By writing the updates computed by gradient accumulation as a non-recursive sum, we will see that momentum and batch size can be approximately traded off, which suggests alternative training parameters. Let be the step taken by minibatch SGD with momentum at time ,
where is the loss for example and parameters , is the momentum, is the batch size, and is the learning rate. Expanding this recurrence as an infinite sum with geometric coefficients, we have
In other words, each example is included in the sum with coefficient , where the index orders the examples from most recently considered to least recently considered. Approximating this expression by dropping the floor,we see that learning with momentum and batch size appears to be similar to learning with momentum and batch size if . Note that this is not an exact equivalence: a smaller batch size results in more frequent weight updates, and may make more learning progress for the same number of gradient computations. For typical FCN values of momentum 0:9 and a batch size of 20 images, an approximately equivalent training regime uses momentum and a batch size of one, resulting in online learning. In practice, we find that online learning works well and yields better FCN models in less wall clock time.
6.2动量和批量
在比较FCN的优化方案时,我们发现具有高动量的“繁重”在线学习可以在更短的挂钟时间内训练出更准确的模型(请参见第4.2节)。在这里,我们详细介绍了动量与批量大小之间的关系,这种关系会激发大量学习。

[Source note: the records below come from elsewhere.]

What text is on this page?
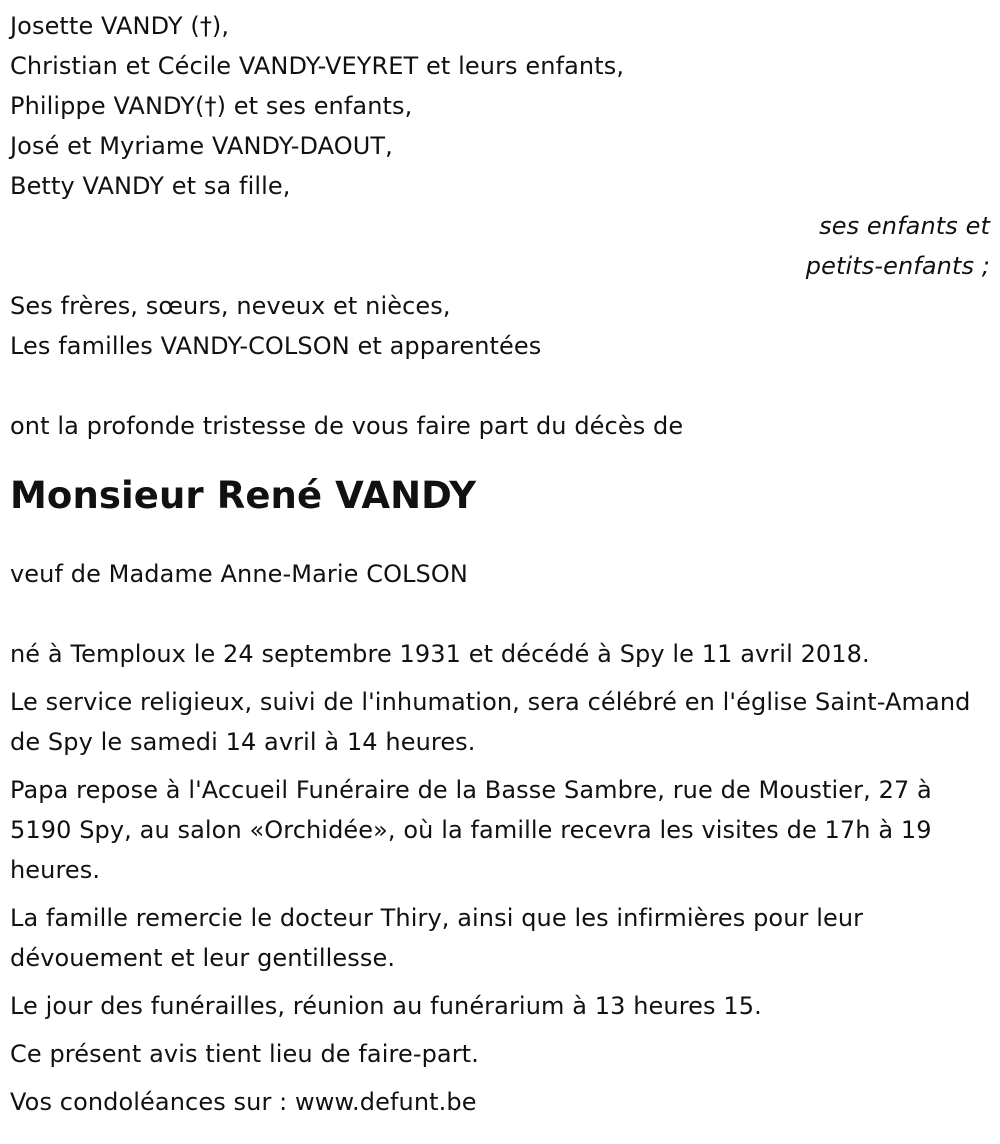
Josette VANDY (†),
Christian et Cécile VANDY-VEYRET et leurs enfants,
Philippe VANDY(†) et ses enfants,
José et Myriame VANDY-DAOUT,
Betty VANDY et sa fille,
ses enfants et
petits-enfants ;
Ses frères, sœurs, neveux et nièces,
Les familles VANDY-COLSON et apparentées
ont la profonde tristesse de vous faire part du décès de
Monsieur René VANDY
veuf de Madame Anne-Marie COLSON
né à Temploux le 24 septembre 1931 et décédé à Spy le 11 avril 2018.
Le service religieux, suivi de l'inhumation, sera célébré en l'église Saint-Amand de Spy le samedi 14 avril à 14 heures.
Papa repose à l'Accueil Funéraire de la Basse Sambre, rue de Moustier, 27 à 5190 Spy, au salon «Orchidée», où la famille recevra les visites de 17h à 19 heures.
La famille remercie le docteur Thiry, ainsi que les infirmières pour leur dévouement et leur gentillesse.
Le jour des funérailles, réunion au funérarium à 13 heures 15.
Ce présent avis tient lieu de faire-part.
Vos condoléances sur : www.defunt.be
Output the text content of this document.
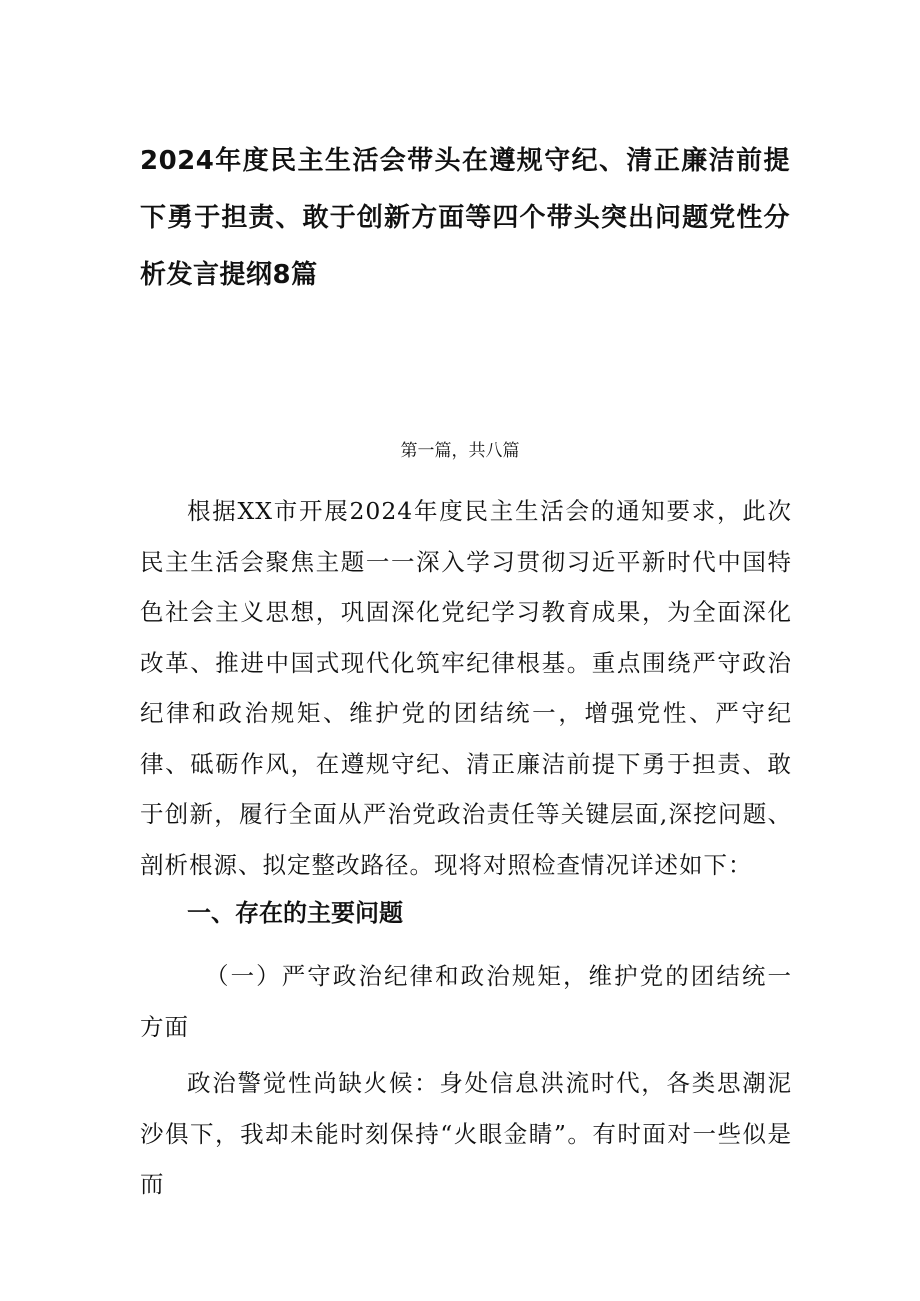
2024年度民主生活会带头在遵规守纪、清正廉洁前提下勇于担责、敢于创新方面等四个带头突出问题党性分析发言提纲8篇
第一篇，共八篇
根据XX市开展2024年度民主生活会的通知要求，此次民主生活会聚焦主题一一深入学习贯彻习近平新时代中国特色社会主义思想，巩固深化党纪学习教育成果，为全面深化改革、推进中国式现代化筑牢纪律根基。重点围绕严守政治纪律和政治规矩、维护党的团结统一，增强党性、严守纪律、砥砺作风，在遵规守纪、清正廉洁前提下勇于担责、敢于创新，履行全面从严治党政治责任等关键层面,深挖问题、剖析根源、拟定整改路径。现将对照检查情况详述如下：
一、存在的主要问题
（一）严守政治纪律和政治规矩，维护党的团结统一方面
政治警觉性尚缺火候：身处信息洪流时代，各类思潮泥沙俱下，我却未能时刻保持“火眼金睛”。有时面对一些似是而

通过将梯度累积计算的更新写为非递归和,我们将看到动量和批量大小可以近似权衡,这建议了其他训练参数。让在时间处以小动量SGD采取的步骤,
其中是损失,例如和参数,是动量,是批次大小,是学习率。将递归扩展为具有几何系数的无限和,我们有:
换句话说,每个示例都包含在系数的总和中,其中索引j将示例从最近考虑到最近考虑到排序。通过下限来近似该表达式,我们看到,如果,则用动量和批量大小进行学习与用动量和批量大小进行学习相似。请注意,这并非完全等效:较小的批次大小会导致更频繁的重量更新,并且对于相同数量的梯度计算,可能会获得更多的学习进展。对于动量0:9的典型FCN值和20张图像的批量大小,近似等效的训练方案使用动量,批处理大小为1,因此可以在线学习。在实践中,我们发现在线学习工作良好,并且在更少的挂钟时间内可以产生更好的FCN模型。
6.3 Upper Bounds on IU
FCNs achieve good performance on the mean IU segmentation metric even with spatially coarse semantic prediction. To better understand this metric and the limits of this approach with respect to it, we compute approximate upper bounds on performance with prediction at various resolutions. We do this by downsampling ground truth images and then upsampling back to simulate the best results obtainable with a particular downsampling factor. The following table gives the mean IU on a subset5of PASCAL 2011 val for various downsampling factors.
factor | mean IU |
---|---|
128 | 50.9 |
64 | 73.3 |
32 | 86.1 |
16 | 92.8 |
8 | 96.4 |
4 | 98.5 |
Pixel-perfect prediction is clearly not necessary to achieve mean IU well above state-of-the-art, and, conversely, mean IU is a not a good measure of fine-scale accuracy. The gaps between oracle and state-of-the-art accuracy at every stride suggest that recognition and not resolution is the bottleneck for this metric.
6.3 IU的上限
FCN即使在空间上粗略的语义预测下,也能在平均IU分割指标上取得良好的性能。为了更好地理解该指标以及该方法相对于其的局限性,我们使用在各种分辨率下的预测来计算性能的近似上限。我们将地面实况图像放大,然后再上采样以模拟使用特定下采样因子可获得的最佳结果。下表列出了各种下采样因子下PASCAL 2011 val子集的平均IU。
像素完美预测显然不需要达到远高于最新水平的平均IU,相反,平均IU并不是衡量小尺寸精度的好方法。甲骨文和每个步骤的最新准确性之间的差距表明,识别而不是解析是该指标的瓶颈。
7 CONCLUSION
Fully convolutional networks are a rich class of models that address many pixelwise tasks. FCNs for semantic segmentation dramatically improve accuracy by transferring pretrained classifier weights, fusing different layer representations, and learning end-to-end on whole images. End-to-end, pixel-to-pixel operation simultaneously simplifies and speeds up learning and inference. All code for this paper is open source in Caffe, and all models are freely available in the Caffe Model Zoo. Further works have demonstrated the generality of fully convolutional networks for a variety of image-to-image tasks.
7 结论
全卷积网络是处理许多像素任务的丰富模型。用于语义分割的FCN通过传递预训练的分类器权重,融合不同的图层表示以及在整个图像上进行端到端学习,极大地提高了准确性。端到端像素间操作同时简化并加快了学习和推理速度。本文的所有代码在Caffe中都是开源的,并且所有模型都可以在Caffe Model Zoo中免费获得。进一步的工作已经证明了全卷积网络在各种图像到图像任务中的普遍性。